Big Data and AI – the future of IPC

Thursday 4th June 2026

Over the past decade, IPC has begun a quiet but significant transformation. We have always worked with data: surveillance reports, laboratory results, audit findings. But the scale, speed, and complexity of the data now available to us is fundamentally different. Electronic health records, real-time microbiology feeds, and system-wide surveillance platforms generate volumes of information that far exceed what traditional approaches can realistically process. If we continue to apply “old” methodology we will miss out on huge potential benefits.

This is why there is so much interest in big data and artificial intelligence (AI). These technologies offer the potential to turn fragmented, complex data into meaningful insights that can inform frontline decision-making. As IPC professionals, we are increasingly being asked to engage with these tools and to lead on how they are implemented in practice.

Next Wednesday, Dr Nneoma Okeke will lead an Insight Webinar exploring how big data and AI are beginning to reshape IPC, which I can’t wait for! Many of us are still at the early stages of this journey, trying to understand what these technologies can (and cannot) deliver in real-world healthcare settings.

The ways in which big data and AI can support IPC

The value of big data and AI in IPC lies in their ability to synthesise complex datasets and identify patterns that would otherwise go unnoticed.
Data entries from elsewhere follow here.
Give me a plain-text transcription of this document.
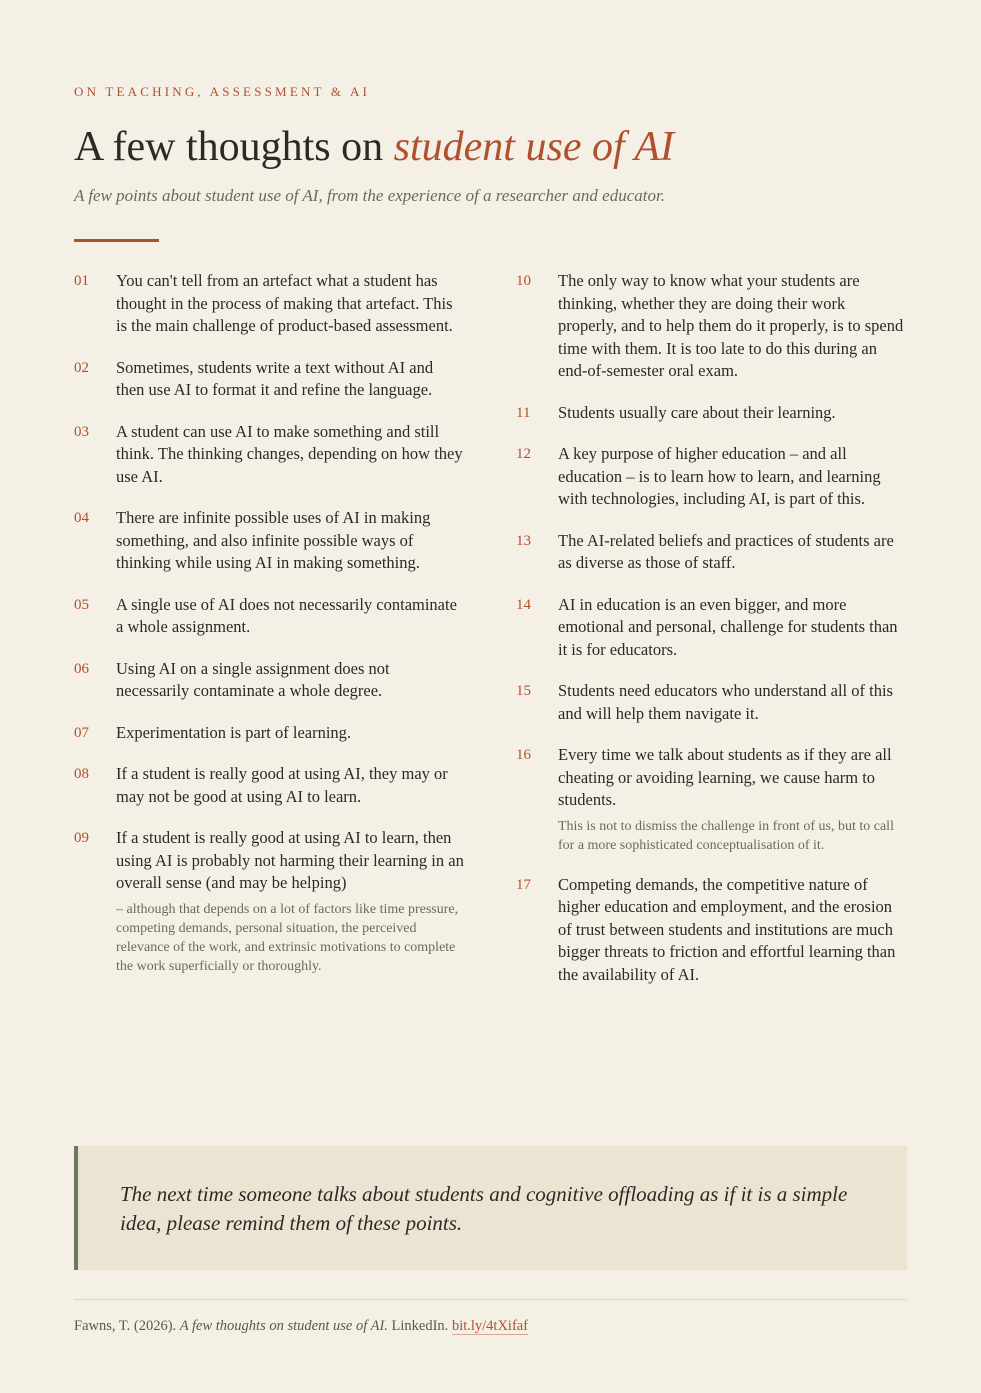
ON TEACHING, ASSESSMENT & AI
A few thoughts on student use of AI
A few points about student use of AI, from the experience of a researcher and educator.
01 You can't tell from an artefact what a student has thought in the process of making that artefact. This is the main challenge of product-based assessment.
02 Sometimes, students write a text without AI and then use AI to format it and refine the language.
03 A student can use AI to make something and still think. The thinking changes, depending on how they use AI.
04 There are infinite possible uses of AI in making something, and also infinite possible ways of thinking while using AI in making something.
05 A single use of AI does not necessarily contaminate a whole assignment.
06 Using AI on a single assignment does not necessarily contaminate a whole degree.
07 Experimentation is part of learning.
08 If a student is really good at using AI, they may or may not be good at using AI to learn.
09 If a student is really good at using AI to learn, then using AI is probably not harming their learning in an overall sense (and may be helping)
– although that depends on a lot of factors like time pressure, competing demands, personal situation, the perceived relevance of the work, and extrinsic motivations to complete the work superficially or thoroughly.
10 The only way to know what your students are thinking, whether they are doing their work properly, and to help them do it properly, is to spend time with them. It is too late to do this during an end-of-semester oral exam.
11 Students usually care about their learning.
12 A key purpose of higher education – and all education – is to learn how to learn, and learning with technologies, including AI, is part of this.
13 The AI-related beliefs and practices of students are as diverse as those of staff.
14 AI in education is an even bigger, and more emotional and personal, challenge for students than it is for educators.
15 Students need educators who understand all of this and will help them navigate it.
16 Every time we talk about students as if they are all cheating or avoiding learning, we cause harm to students.
This is not to dismiss the challenge in front of us, but to call for a more sophisticated conceptualisation of it.
17 Competing demands, the competitive nature of higher education and employment, and the erosion of trust between students and institutions are much bigger threats to friction and effortful learning than the availability of AI.
The next time someone talks about students and cognitive offloading as if it is a simple idea, please remind them of these points.
Fawns, T. (2026). A few thoughts on student use of AI. LinkedIn. bit.ly/4tXifaf
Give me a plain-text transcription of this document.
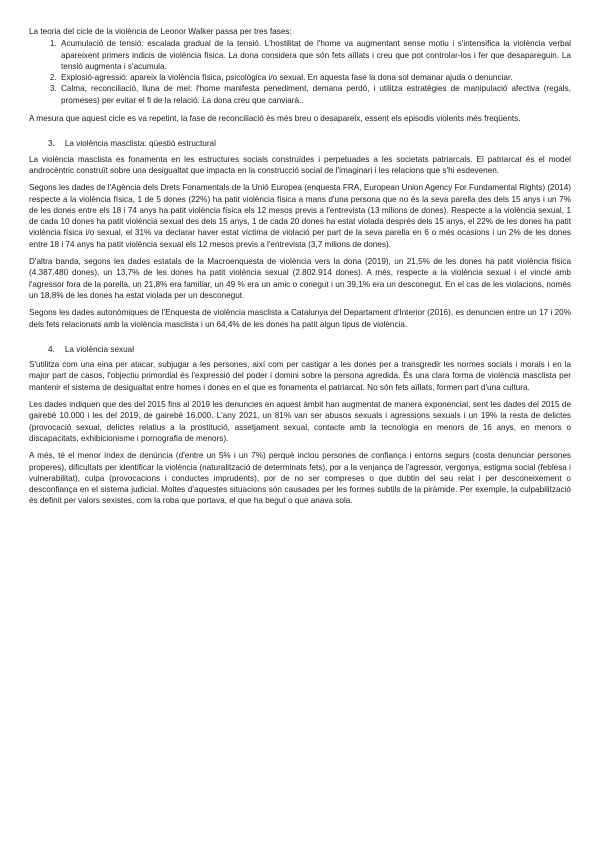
La teoria del cicle de la violència de Leonor Walker passa per tres fases:

1. Acumulació de tensió: escalada gradual de la tensió. L'hostilitat de l'home va augmentant sense motiu i s'intensifica la violència verbal apareixent primers indicis de violència física. La dona considera que són fets aïllats i creu que pot controlar-los i fer que desapareguin. La tensió augmenta i s'acumula.
2. Explosió-agressió: apareix la violència física, psicològica i/o sexual. En aquesta fase la dona sol demanar ajuda o denunciar.
3. Calma, reconciliació, lluna de mel: l'home manifesta penediment, demana perdó, i utilitza estratègies de manipulació afectiva (regals, promeses) per evitar el fi de la relació. La dona creu que canviarà..

A mesura que aquest cicle es va repetint, la fase de reconciliació és més breu o desapareix, essent els episodis violents més freqüents.

3. La violència masclista: qüestió estructural

La violència masclista es fonamenta en les estructures socials construïdes i perpetuades a les societats patriarcals. El patriarcat és el model androcèntric construït sobre una desigualtat que impacta en la construcció social de l'imaginari i les relacions que s'hi esdevenen.

Segons les dades de l'Agència dels Drets Fonamentals de la Unió Europea (enquesta FRA, European Union Agency For Fundamental Rights) (2014) respecte a la violència física, 1 de 5 dones (22%) ha patit violència física a mans d'una persona que no és la seva parella des dels 15 anys i un 7% de les dones entre els 18 i 74 anys ha patit violència física els 12 mesos previs a l'entrevista (13 milions de dones). Respecte a la violència sexual, 1 de cada 10 dones ha patit violència sexual des dels 15 anys, 1 de cada 20 dones ha estat violada després dels 15 anys, el 22% de les dones ha patit violència física i/o sexual, el 31% va declarar haver estat víctima de violació per part de la seva parella en 6 o més ocasions i un 2% de les dones entre 18 i 74 anys ha patit violència sexual els 12 mesos previs a l'entrevista (3,7 milions de dones).

D'altra banda, segons les dades estatals de la Macroenquesta de violència vers la dona (2019), un 21,5% de les dones ha patit violència física (4.387.480 dones), un 13,7% de les dones ha patit violència sexual (2.802.914 dones). A més, respecte a la violència sexual i el vincle amb l'agressor fora de la parella, un 21,8% era familiar, un 49 % era un amic o conegut i un 39,1% era un desconegut. En el cas de les violacions, només un 18,8% de les dones ha estat violada per un desconegut.

Segons les dades autonòmiques de l'Enquesta de violència masclista a Catalunya del Departament d'Interior (2016), es denuncien entre un 17 i 20% dels fets relacionats amb la violència masclista i un 64,4% de les dones ha patit algun tipus de violència.

4. La violència sexual

S'utilitza com una eina per atacar, subjugar a les persones, així com per castigar a les dones per a transgredir les normes socials i morals i en la major part de casos, l'objectiu primordial és l'expressió del poder i domini sobre la persona agredida. És una clara forma de violència masclista per mantenir el sistema de desigualtat entre homes i dones en el que es fonamenta el patriarcat. No són fets aïllats, formen part d'una cultura.

Les dades indiquen que des del 2015 fins al 2019 les denuncies en aquest àmbit han augmentat de manera exponencial, sent les dades del 2015 de gairebé 10.000 i les del 2019, de gairebé 16.000. L'any 2021, un 81% van ser abusos sexuals i agressions sexuals i un 19% la resta de delictes (provocació sexual, delictes relatius a la prostitució, assetjament sexual, contacte amb la tecnologia en menors de 16 anys, en menors o discapacitats, exhibicionisme i pornografia de menors).

A més, té el menor índex de denúncia (d'entre un 5% i un 7%) perquè inclou persones de confiança i entorns segurs (costa denunciar persones properes), dificultats per identificar la violència (naturalització de determinats fets), por a la venjança de l'agressor, vergonya, estigma social (feblesa i vulnerabilitat), culpa (provocacions i conductes imprudents), por de no ser compreses o que dubtin del seu relat i per desconeixement o desconfiança en el sistema judicial. Moltes d'aquestes situacions són causades per les formes subtils de la piràmide. Per exemple, la culpabilització és definit per valors sexistes, com la roba que portava, el que ha begut o que anava sola.
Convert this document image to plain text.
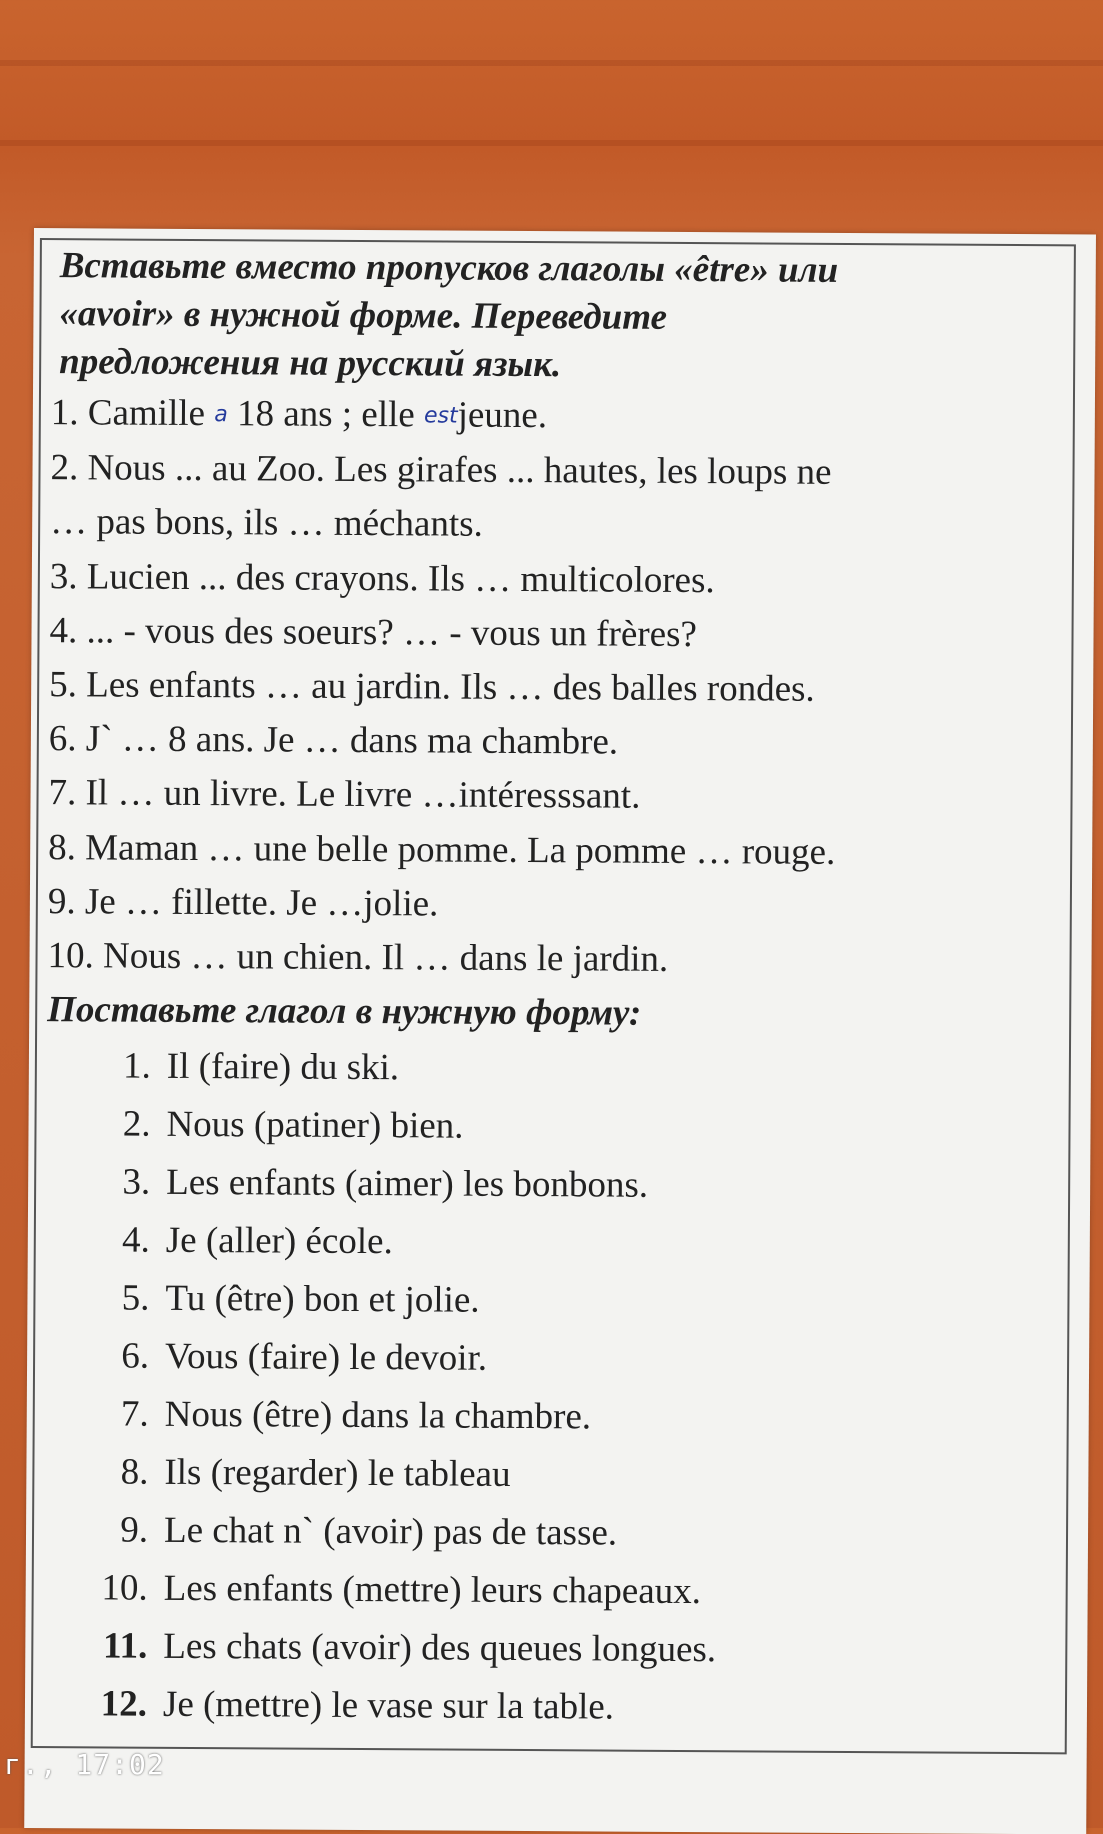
Вставьте вместо пропусков глаголы «être» или
«avoir» в нужной форме. Переведите
предложения на русский язык.

1. Camille a 18 ans ; elle estjeune.

2. Nous ... au Zoo. Les girafes ... hautes, les loups ne

… pas bons, ils … méchants.

3. Lucien ... des crayons. Ils … multicolores.

4. ... - vous des soeurs? … - vous un frères?

5. Les enfants … au jardin. Ils … des balles rondes.

6. J` … 8 ans. Je … dans ma chambre.

7. Il … un livre. Le livre …intéresssant.

8. Maman … une belle pomme. La pomme … rouge.

9. Je … fillette. Je …jolie.

10. Nous … un chien. Il … dans le jardin.

Поставьте глагол в нужную форму:

1. Il (faire) du ski.
2. Nous (patiner) bien.
3. Les enfants (aimer) les bonbons.
4. Je (aller) école.
5. Tu (être) bon et jolie.
6. Vous (faire) le devoir.
7. Nous (être) dans la chambre.
8. Ils (regarder) le tableau
9. Le chat n` (avoir) pas de tasse.
10. Les enfants (mettre) leurs chapeaux.
11. Les chats (avoir) des queues longues.
12. Je (mettre) le vase sur la table.
г., 17:02
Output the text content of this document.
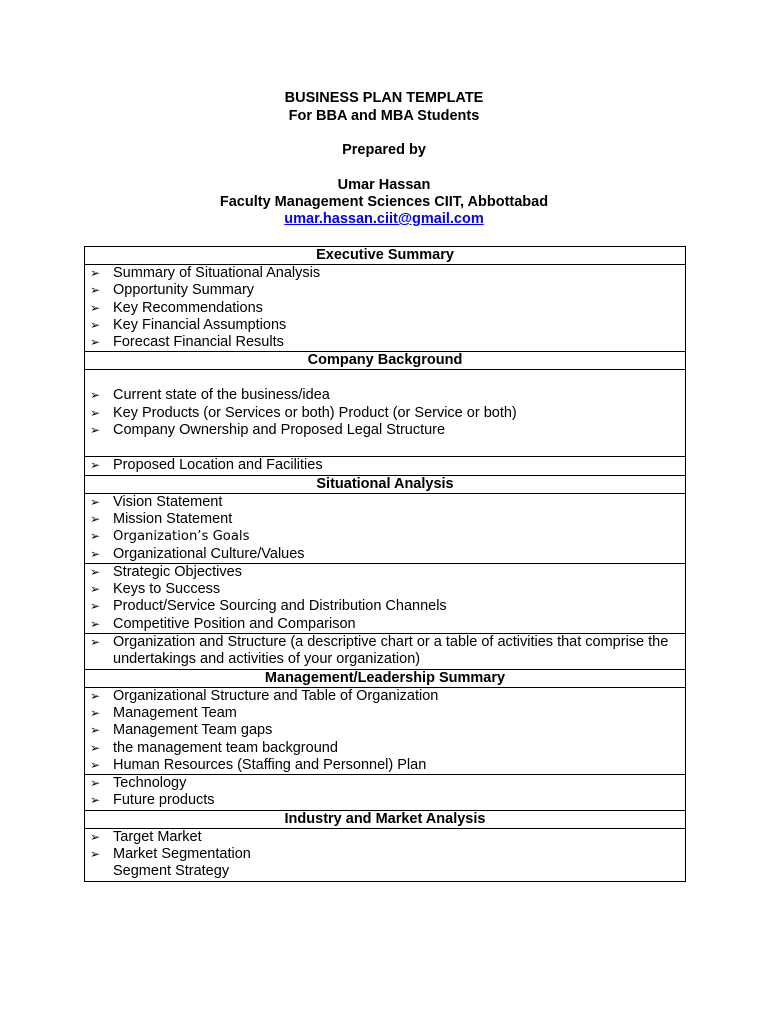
BUSINESS PLAN TEMPLATE
For BBA and MBA Students
Prepared by
Umar Hassan
Faculty Management Sciences CIIT, Abbottabad
umar.hassan.ciit@gmail.com
Executive Summary

➢ Summary of Situational Analysis
➢ Opportunity Summary
➢ Key Recommendations
➢ Key Financial Assumptions
➢ Forecast Financial Results

Company Background

➢ Current state of the business/idea
➢ Key Products (or Services or both) Product (or Service or both)
➢ Company Ownership and Proposed Legal Structure

➢ Proposed Location and Facilities

Situational Analysis

➢ Vision Statement
➢ Mission Statement
➢ Organization’s Goals
➢ Organizational Culture/Values

➢ Strategic Objectives
➢ Keys to Success
➢ Product/Service Sourcing and Distribution Channels
➢ Competitive Position and Comparison

➢ Organization and Structure (a descriptive chart or a table of activities that comprise the undertakings and activities of your organization)

Management/Leadership Summary

➢ Organizational Structure and Table of Organization
➢ Management Team
➢ Management Team gaps
➢ the management team background
➢ Human Resources (Staffing and Personnel) Plan

➢ Technology
➢ Future products

Industry and Market Analysis

➢ Target Market
➢ Market Segmentation
Segment Strategy
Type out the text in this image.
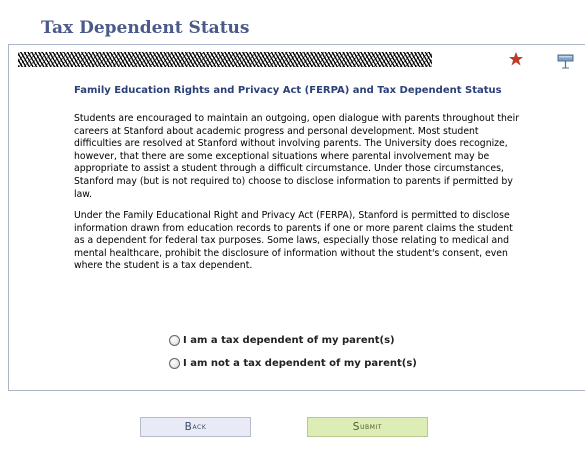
Tax Dependent Status
Family Education Rights and Privacy Act (FERPA) and Tax Dependent Status

Students are encouraged to maintain an outgoing, open dialogue with parents throughout their careers at Stanford about academic progress and personal development. Most student difficulties are resolved at Stanford without involving parents. The University does recognize, however, that there are some exceptional situations where parental involvement may be appropriate to assist a student through a difficult circumstance. Under those circumstances, Stanford may (but is not required to) choose to disclose information to parents if permitted by law.

Under the Family Educational Right and Privacy Act (FERPA), Stanford is permitted to disclose information drawn from education records to parents if one or more parent claims the student as a dependent for federal tax purposes. Some laws, especially those relating to medical and mental healthcare, prohibit the disclosure of information without the student's consent, even where the student is a tax dependent.

I am a tax dependent of my parent(s)
I am not a tax dependent of my parent(s)
B ack	S ubmit
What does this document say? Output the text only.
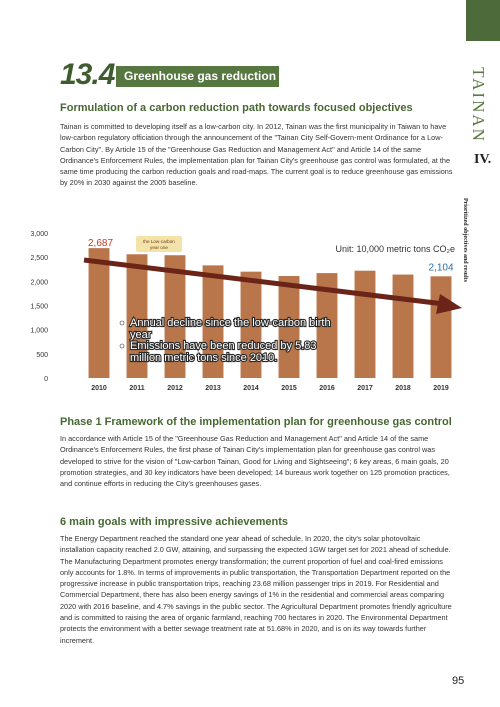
TAINAN
IV.
Prioritized objectives and results
13.4 Greenhouse gas reduction
Formulation of a carbon reduction path towards focused objectives

Tainan is committed to developing itself as a low-carbon city. In 2012, Tainan was the first municipality in Taiwan to have low-carbon regulatory officiation through the announcement of the "Tainan City Self-Govern-ment Ordinance for a Low-Carbon City". By Article 15 of the "Greenhouse Gas Reduction and Management Act" and Article 14 of the same Ordinance's Enforcement Rules, the implementation plan for Tainan City's greenhouse gas control was formulated, at the same time producing the carbon reduction goals and road-maps. The current goal is to reduce greenhouse gas emissions by 20% in 2030 against the 2005 baseline.

0
500
1,000
1,500
2,000
2,500
3,000
2010	2011	2012	2013	2014	2015	2016	2017	2018	2019
2,687
2,104
Unit: 10,000 metric tons CO₂e
the Low-carbon
year one
Annual decline since the low-carbon birth year
Emissions have been reduced by 5.83 million metric tons since 2010.
Phase 1 Framework of the implementation plan for greenhouse gas control

In accordance with Article 15 of the "Greenhouse Gas Reduction and Management Act" and Article 14 of the same Ordinance's Enforcement Rules, the first phase of Tainan City's implementation plan for greenhouse gas control was developed to strive for the vision of "Low-carbon Tainan, Good for Living and Sightseeing"; 6 key areas, 6 main goals, 20 promotion strategies, and 30 key indicators have been developed; 14 bureaus work together on 125 promotion practices, and continue efforts in reducing the City's greenhouses gases.

6 main goals with impressive achievements

The Energy Department reached the standard one year ahead of schedule. In 2020, the city's solar photovoltaic installation capacity reached 2.0 GW, attaining, and surpassing the expected 1GW target set for 2021 ahead of schedule. The Manufacturing Department promotes energy transformation; the current proportion of fuel and coal-fired emissions only accounts for 1.8%. In terms of improvements in public transportation, the Transportation Department reported on the progressive increase in public transportation trips, reaching 23.68 million passenger trips in 2019. For Residential and Commercial Department, there has also been energy savings of 1% in the residential and commercial areas comparing 2020 with 2016 baseline, and 4.7% savings in the public sector. The Agricultural Department promotes friendly agriculture and is committed to raising the area of organic farmland, reaching 700 hectares in 2020. The Environmental Department protects the environment with a better sewage treatment rate at 51.68% in 2020, and is on its way towards further increment.

95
This is particularly important in an environment where infections emerge dynamically and often unpredictably.

  • One of the clearest applications is in surveillance. AI-driven systems can integrate electronic health record data, laboratory results, and patient movement information to support earlier detection of healthcare-associated infections and outbreaks, enabling a more timely response.
  • There is also growing interest in predictive analytics - using machine learning models to anticipate infection risks before they appear clinically. This moves IPC from a reactive to a more proactive footing, allowing interventions to be dynamically targeted at patients or settings where risk is highest.
  • These technologies are beginning to support antimicrobial stewardship through decision-support systems, helping clinicians optimise prescribing based on complex and evolving resistance patterns.
  • AI and digital tools are also increasingly being used to support education and training, from simulation platforms to real-time feedback on compliance with key behaviours such as hand hygiene.

Are we ready?

I was interested to read a recent paper by Gastaldi and colleagues providing a timely and important global perspective on where we currently stand. It is based on a WHO survey of 441 IPC professionals across all six WHO regions, offering one of the most comprehensive snapshots to date of AI adoption in our field.

Perhaps the most important finding is the gap between awareness and implementation. While most respondents reported some familiarity with AI and digital technologies, only around a quarter were actively using them in practice, and fewer than one in ten had received formal training.

Among those already using AI, the applications were diverse but relatively focused. The most common uses included AI-based analysis for research, semi-automated surveillance systems, AI-supported teaching tools, and antimicrobial resistance detection tools. This suggests that adoption is happening, but often in specific areas rather than as part of a coordinated, system-wide strategy.

Encouragingly, perceptions of usefulness were generally positive. Across a range of IPC tasks including real-time surveillance, outbreak prediction, antimicrobial resistance monitoring, and staff training respondents rated AI and digital tools favourably, typically with median usefulness scores of 4 out of 5. However, these perceptions were not uniform, reflecting differences in local context, digital maturity, and access to resources.

The barriers to adoption included workforce capacity, funding, and system integration. Lack of training and skills was the most commonly cited barrier (74%), followed closely by limited funding (71%) and challenges integrating new tools with existing systems (43%).

Taken together, these findings point to a field that recognises the potential of AI but hasn’t yet fully integrate it into routine practice. I can fully relate to this position. In my own hospitals, we are just beginning to explore the possibilities offered by AI, and have already implemented a few AI-based tools. But there is much more to come.

How the future looks

Looking ahead, it is clear that AI and big data will become increasingly embedded within IPC. I suspect things will look very different in 10 years time, with big data and AI integral to what we do. We need to ensure that this transition happens in a way that is safe, equitable, and genuinely improves patient outcomes.

The WHO survey highlights that progress will depend more on implementation capability than on technological innovation. And so we need to invest in workforce development so that IPC teams have the skills and confidence to work with these tools. This will require stronger collaboration between IPC, IT, and organisational leadership to ensure that systems are interoperable and aligned with clinical workflows. And we need to keep an eye on the development of governance frameworks that address questions of transparency, accountability, and data ethics.

Many AI solutions are developed in and for high-resource settings, but their benefits need to extend across all healthcare contexts. This will require adaptation, co-design, and sustained investment in digital infrastructure, particularly in lower-resource environments.

There is a risk that a focus on digital innovation will detract from the hands-on fundamentals of IPC. AI must not be seen as a replacement for clinical judgement, experience, or basic infection prevention measures.

I’m really excited to be part of the transition to a much more effectively digitally-informed IPC world, and if we get this right, it will help us to protect patients and staff from preventable harm.